Выбросив последнюю из пролистанных газет, Анатас отправился к той, что вызвала его и дала ему это имя.
Тамара, устав стучать по клавиатуре в последнюю неделю, выговаривала то ли вслух, то ли про себя:
- Ты ведь понимаешь, что всё это не просто слова. Ты вернулся, потому что мир снова на грани. Я - только рука, раньше бы сказали - перо, которым водит некто.

Анатас, опустившись в неудобное кресло по другую сторону стола и держа в руке старинный бокал (явно из другой истории), покачивал им как дирижёрской палочкой:
- Ах, перо... Обычно меня называют чумой, спектаклем, наваждением. Но ты - редкая женщина. Ты смотришь на меня без ужаса.
Писательница, оторвавшись от красных бликов вина и хрусталя в руках Анатаса и узнав в нём незнакомца из сквера, после взглядов на рукопись и на «своего Воланда», кивнула:
- Я смотрю на тебя с признанием. Ты - мой вершитель, ты точен в оценках.
Анатас вздохнул, как вздыхают в конце долгого никчёмного разговора:
- Как же вы всё ещё хотите правды с клыками…Ты пишешь и веришь, будто это я действую.
Он встал, бокал исчез вместе с пледом. Тамара почувствовала надёжную успокаивающую тяжесть на плече, как от руки родного человека.
- Запомни, госпожа писательница. Я не вершитель.  Я не возвращаюсь на землю по своей воле. Я - возвращённый. И если ты не остановишься -  они снова скажут, что это я поджёг их город.
После долгой, даже осязаемой, тишины Тамара решилась спросить:
- А ты не поджигал?
Анатас улыбнулся без веселья:
-Нет. Я просто принес спички. Но я вижу твою решимость сейчас задать мне неудобные вопросы. Спрашивай.
Теперь перед писательницей стоял человек в черном костюме, с тростью и неизменной иронией во взгляде.  Это уже был не её Анатас.
Тамара тоже встала:
- Не  только я измучена новостями - отмена русского языка в школах, рост цен, климатические катастрофы и войны. Скажите честно, всё это - ваша работа?

Воланд ответил в своей  устало-ироничной манере:

- Моя дорогая, я могу устроить бал, могу напустить туман или подправить биографию. Но повышение цен или отмена языка — это скучная и до обидного человеческая выдумка. На такое даже моё воображение не способно.
- И вы боитесь?
Снова долгая пауза, так что писательница не надеялась получить ответ.
- Да. Потому что всё повторяется. Снова просите о справедливости. Снова кто-то будет любить не вовремя, предавать красиво, каяться поздно, прощать из вечности. И снова напишут, что это – я. Даже Бог устал от людской глупости.

Тамара растерянно молчала. Выключила компьютер, обернулась к книжным полкам.
- Вы всё ищете путь к своему читателю, - услышала она. - Представьте,-  голос звучал мягко,- одна и та же сцена.

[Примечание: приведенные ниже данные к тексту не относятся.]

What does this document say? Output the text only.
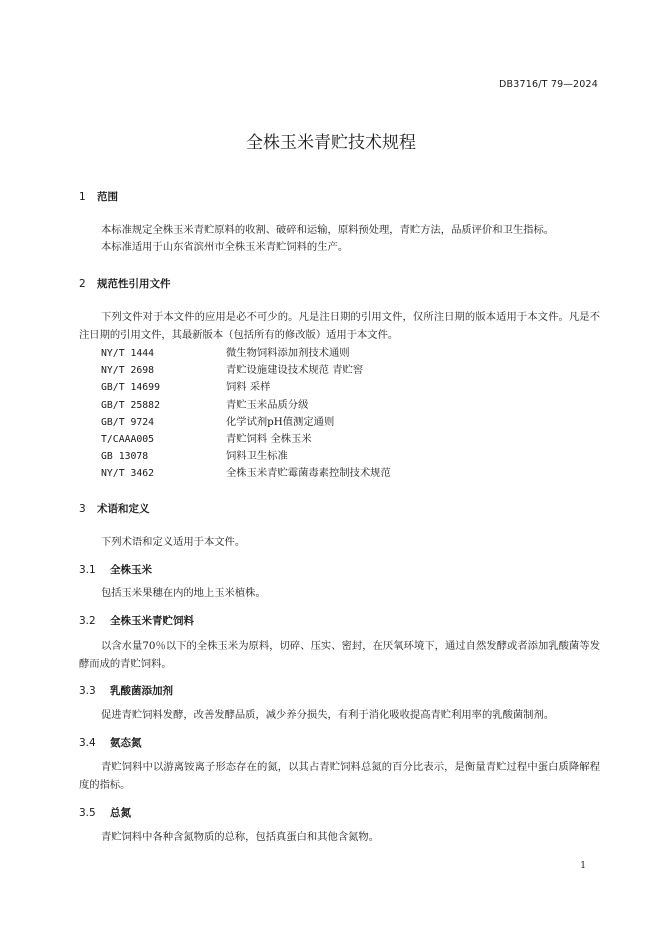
DB3716/T 79—2024
全株玉米青贮技术规程
1 范围
本标准规定全株玉米青贮原料的收割、破碎和运输，原料预处理，青贮方法，品质评价和卫生指标。
本标准适用于山东省滨州市全株玉米青贮饲料的生产。
2 规范性引用文件
下列文件对于本文件的应用是必不可少的。凡是注日期的引用文件，仅所注日期的版本适用于本文件。凡是不注日期的引用文件，其最新版本（包括所有的修改版）适用于本文件。
NY/T 1444	微生物饲料添加剂技术通则
NY/T 2698	青贮设施建设技术规范 青贮窖
GB/T 14699	饲料 采样
GB/T 25882	青贮玉米品质分级
GB/T 9724	化学试剂pH值测定通则
T/CAAA005	青贮饲料 全株玉米
GB 13078	饲料卫生标准
NY/T 3462	全株玉米青贮霉菌毒素控制技术规范
3 术语和定义
下列术语和定义适用于本文件。
3.1 全株玉米
包括玉米果穗在内的地上玉米植株。
3.2 全株玉米青贮饲料
以含水量70％以下的全株玉米为原料，切碎、压实、密封，在厌氧环境下，通过自然发酵或者添加乳酸菌等发酵而成的青贮饲料。
3.3 乳酸菌添加剂
促进青贮饲料发酵，改善发酵品质，减少养分损失，有利于消化吸收提高青贮利用率的乳酸菌制剂。
3.4 氨态氮
青贮饲料中以游离铵离子形态存在的氮，以其占青贮饲料总氮的百分比表示，是衡量青贮过程中蛋白质降解程度的指标。
3.5 总氮
青贮饲料中各种含氮物质的总称，包括真蛋白和其他含氮物。
1
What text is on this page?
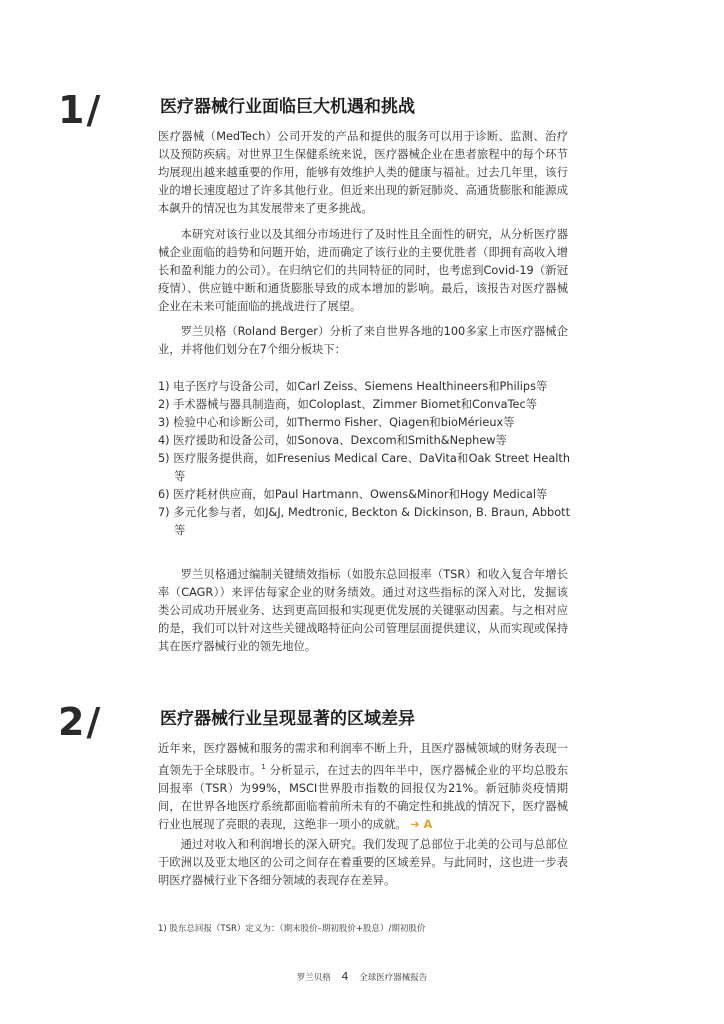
1/	医疗器械行业面临巨大机遇和挑战

医疗器械（MedTech）公司开发的产品和提供的服务可以用于诊断、监测、治疗以及预防疾病。对世界卫生保健系统来说，医疗器械企业在患者旅程中的每个环节均展现出越来越重要的作用，能够有效维护人类的健康与福祉。过去几年里，该行业的增长速度超过了许多其他行业。但近来出现的新冠肺炎、高通货膨胀和能源成本飙升的情况也为其发展带来了更多挑战。

本研究对该行业以及其细分市场进行了及时性且全面性的研究，从分析医疗器械企业面临的趋势和问题开始，进而确定了该行业的主要优胜者（即拥有高收入增长和盈利能力的公司）。在归纳它们的共同特征的同时，也考虑到Covid-19（新冠疫情）、供应链中断和通货膨胀导致的成本增加的影响。最后，该报告对医疗器械企业在未来可能面临的挑战进行了展望。

罗兰贝格（Roland Berger）分析了来自世界各地的100多家上市医疗器械企业，并将他们划分在7个细分板块下：

1) 电子医疗与设备公司，如Carl Zeiss、Siemens Healthineers和Philips等
2) 手术器械与器具制造商，如Coloplast、Zimmer Biomet和ConvaTec等
3) 检验中心和诊断公司，如Thermo Fisher、Qiagen和bioMérieux等
4) 医疗援助和设备公司，如Sonova、Dexcom和Smith&Nephew等
5) 医疗服务提供商，如Fresenius Medical Care、DaVita和Oak Street Health等
6) 医疗耗材供应商，如Paul Hartmann、Owens&Minor和Hogy Medical等
7) 多元化参与者，如J&J, Medtronic, Beckton & Dickinson, B. Braun, Abbott等

罗兰贝格通过编制关键绩效指标（如股东总回报率（TSR）和收入复合年增长率（CAGR））来评估每家企业的财务绩效。通过对这些指标的深入对比，发掘该类公司成功开展业务、达到更高回报和实现更优发展的关键驱动因素。与之相对应的是，我们可以针对这些关键战略特征向公司管理层面提供建议，从而实现或保持其在医疗器械行业的领先地位。

2/	医疗器械行业呈现显著的区域差异

近年来，医疗器械和服务的需求和利润率不断上升，且医疗器械领域的财务表现一直领先于全球股市。$^1$ 分析显示，在过去的四年半中，医疗器械企业的平均总股东回报率（TSR）为99%，MSCI世界股市指数的回报仅为21%。新冠肺炎疫情期间，在世界各地医疗系统都面临着前所未有的不确定性和挑战的情况下，医疗器械行业也展现了亮眼的表现，这绝非一项小的成就。 ➔ A

通过对收入和利润增长的深入研究。我们发现了总部位于北美的公司与总部位于欧洲以及亚太地区的公司之间存在着重要的区域差异。与此同时，这也进一步表明医疗器械行业下各细分领域的表现存在差异。

1) 股东总回报（TSR）定义为：（期末股价–期初股价+股息）/期初股价
罗兰贝格 4 全球医疗器械报告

Вас читают в школе. Вас читают на вступительных. Ваши цитаты на футболках. О вас шумит TikTok. Одна и та же женщина, одна и та же ночь, одни и те же слова.
Вы правда хотите такого бессмертия?
- Как же вы ...там?
- Я? Я ведь не писатель.  Я наблюдаю, как вечность превращается в петлю.
В петле – уютно, но и вырасти  невозможно.
Тамара, неосознанно повторив его жест знака вечности, неуверенно рассмеялась:
- Вы не любите Булгакова?
- Я люблю его настолько, что не хотел бы видеть его ещё раз. Он всё сказал. Он отдал свой огонь. Там он хоть отдохнул.
-  А что делать нам? Мы  хотим быть услышанными при жизни.
-  Тогда и пишите не для вечности, а для настоящего момента, в котором горит свет. Не ради цитат. Ради того, чтобы кто-то сейчас, прочитав, дышал легче.

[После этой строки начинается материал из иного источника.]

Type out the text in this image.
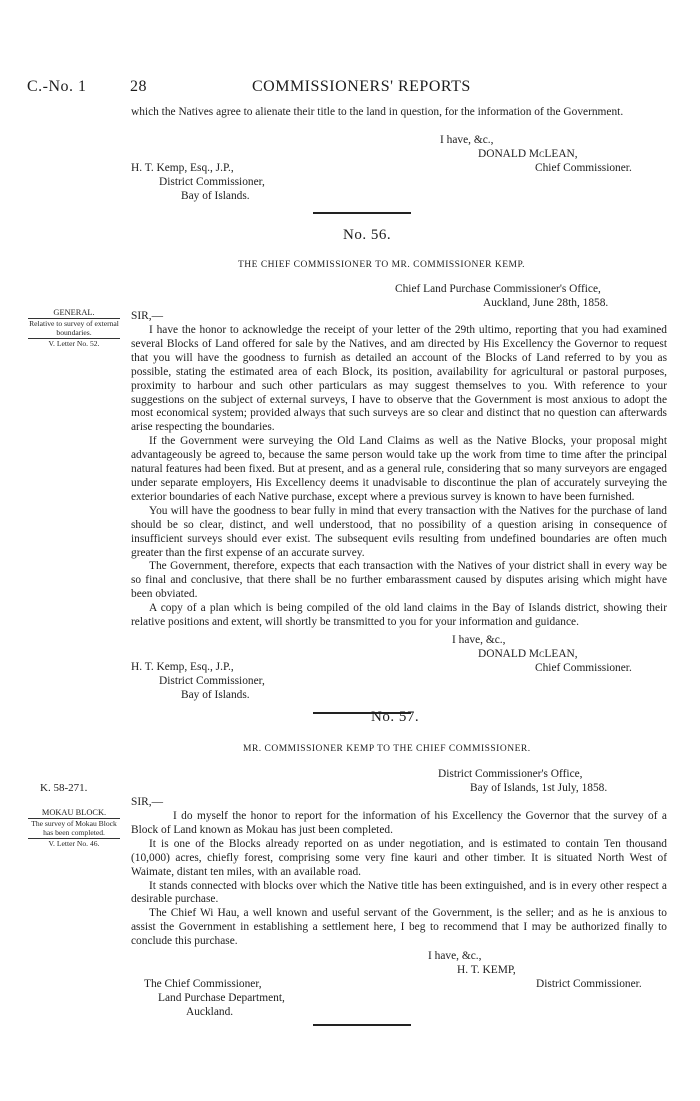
C.-No. 1	28	COMMISSIONERS' REPORTS

which the Natives agree to alienate their title to the land in question, for the information of the Government.

I have, &c.,
DONALD McLEAN,
Chief Commissioner.
H. T. Kemp, Esq., J.P.,
District Commissioner,
Bay of Islands.
No. 56.
THE CHIEF COMMISSIONER TO MR. COMMISSIONER KEMP.
Chief Land Purchase Commissioner's Office,
Auckland, June 28th, 1858.
GENERAL.
Relative to survey of external boundaries.
V. Letter No. 52.
SIR,—

I have the honor to acknowledge the receipt of your letter of the 29th ultimo, reporting that you had examined several Blocks of Land offered for sale by the Natives, and am directed by His Excellency the Governor to request that you will have the goodness to furnish as detailed an account of the Blocks of Land referred to by you as possible, stating the estimated area of each Block, its position, availability for agricultural or pastoral purposes, proximity to harbour and such other particulars as may suggest themselves to you. With reference to your suggestions on the subject of external surveys, I have to observe that the Government is most anxious to adopt the most economical system; provided always that such surveys are so clear and distinct that no question can afterwards arise respecting the boundaries.

If the Government were surveying the Old Land Claims as well as the Native Blocks, your proposal might advantageously be agreed to, because the same person would take up the work from time to time after the principal natural features had been fixed. But at present, and as a general rule, considering that so many surveyors are engaged under separate employers, His Excellency deems it unadvisable to discontinue the plan of accurately surveying the exterior boundaries of each Native purchase, except where a previous survey is known to have been furnished.

You will have the goodness to bear fully in mind that every transaction with the Natives for the purchase of land should be so clear, distinct, and well understood, that no possibility of a question arising in consequence of insufficient surveys should ever exist. The subsequent evils resulting from undefined boundaries are often much greater than the first expense of an accurate survey.

The Government, therefore, expects that each transaction with the Natives of your district shall in every way be so final and conclusive, that there shall be no further embarassment caused by disputes arising which might have been obviated.

A copy of a plan which is being compiled of the old land claims in the Bay of Islands district, showing their relative positions and extent, will shortly be transmitted to you for your information and guidance.

I have, &c.,
DONALD McLEAN,
Chief Commissioner.
H. T. Kemp, Esq., J.P.,
District Commissioner,
Bay of Islands.
No. 57.
MR. COMMISSIONER KEMP TO THE CHIEF COMMISSIONER.
District Commissioner's Office,
Bay of Islands, 1st July, 1858.
K. 58-271.
MOKAU BLOCK.
The survey of Mokau Block has been completed.
V. Letter No. 46.
SIR,—

I do myself the honor to report for the information of his Excellency the Governor that the survey of a Block of Land known as Mokau has just been completed.

It is one of the Blocks already reported on as under negotiation, and is estimated to contain Ten thousand (10,000) acres, chiefly forest, comprising some very fine kauri and other timber. It is situated North West of Waimate, distant ten miles, with an available road.

It stands connected with blocks over which the Native title has been extinguished, and is in every other respect a desirable purchase.

The Chief Wi Hau, a well known and useful servant of the Government, is the seller; and as he is anxious to assist the Government in establishing a settlement here, I beg to recommend that I may be authorized finally to conclude this purchase.

I have, &c.,
H. T. KEMP,
District Commissioner.
The Chief Commissioner,
Land Purchase Department,
Auckland.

Тамара хотела сказать с досадой про красивые слова, но Воланд усмехнулся:
„Настоящая вечность - это когда один человек, через сто лет после вашей смерти,откроет книгу, прочтёт вашу фразу и внезапно перестанет чувствовать себя одиноким. Пишите, госпожа сочинительница, мне нравится моё новое имя - Анатас.»